Proses penanganan kasus pembuangan limbah medis secara sembarangan persis permainan badminton yang membosankan. Antarpihak, hanya sibuk saling tangkis lalu lempar. Baik rumah sakit, pemerintah daerah, maupun pengelola tempat pembuangan akhir (TPA) sampah saling klaim tidak bersalah dan cenderung balik menyalahkan.
Suasana seperti itu, bagi publik jelas membingungkan.
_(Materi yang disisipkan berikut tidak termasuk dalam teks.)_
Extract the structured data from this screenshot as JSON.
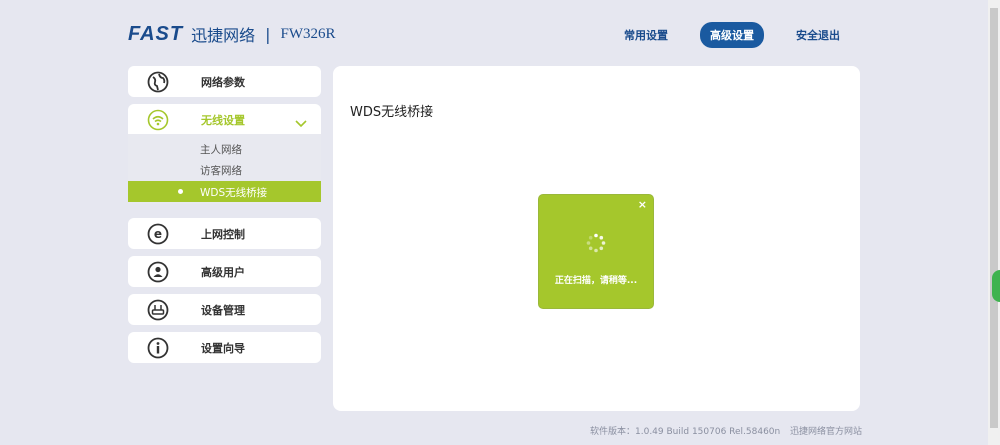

Alih-alih menghadirkan solusi dan menyudahi kekeliruan yang terjadi, yang ada malah perjalanan kasus pembuangan sampah medis makin tidak jelas dan kian mengambang.
Rumah Sakit Urip Sumoharjo (RSUS), misalnya, pada 18 Februari tegas membantah tuduhan keterlibatannya atas penemuan limbah bahan berbahaya dan beracun (B3) di TPA Bakung, Bandar Lampung. Namun tiga hari kemudian, mereka tiba-tiba berjanji tidak mengulangi pekerjaan sembrono itu lagi. Pernyataan itu sama saja dengan meralat pernyataan sebelumnya yang telanjur disampaikan secara gegap gempita.
Beberapa rumah sakit di Lampung juga menggocek keteledoran itu dengan melibatkan pihak ketiga. Mereka merasa bebas tanggung jawab, setelah melepas sampah berbahaya itu via jasa pengelola limbah.
Ketidakjelasan lainnya muncul dari Dinas Kesehatan Bandar Lampung yang cuma menyemprit tingkah rumah sakit itu melalui sanksi teguran. Beda tapi sama, juga dilakukan Dinas Lingkungan Hidup yang hanya menerbitkan surat peringatan.
Padahal, perkara limbah medis itu bukanlah persoalan ringan. Membuangnya secara sembarangan termasuk tindak kejahatan. Berbagai aturan pun sudah banyak diterbitkan. Yang paling khusus dan baru, Pemerintah Pusat sudah mewanti-wanti mengenai dampak sekaligus larangan membuang bahan-bahan sisa penanganan pasien Covid-19 di tempat pembuangan umum melalui Surat Edaran Kementerian Lingkungan Hidup dan Kehutanan.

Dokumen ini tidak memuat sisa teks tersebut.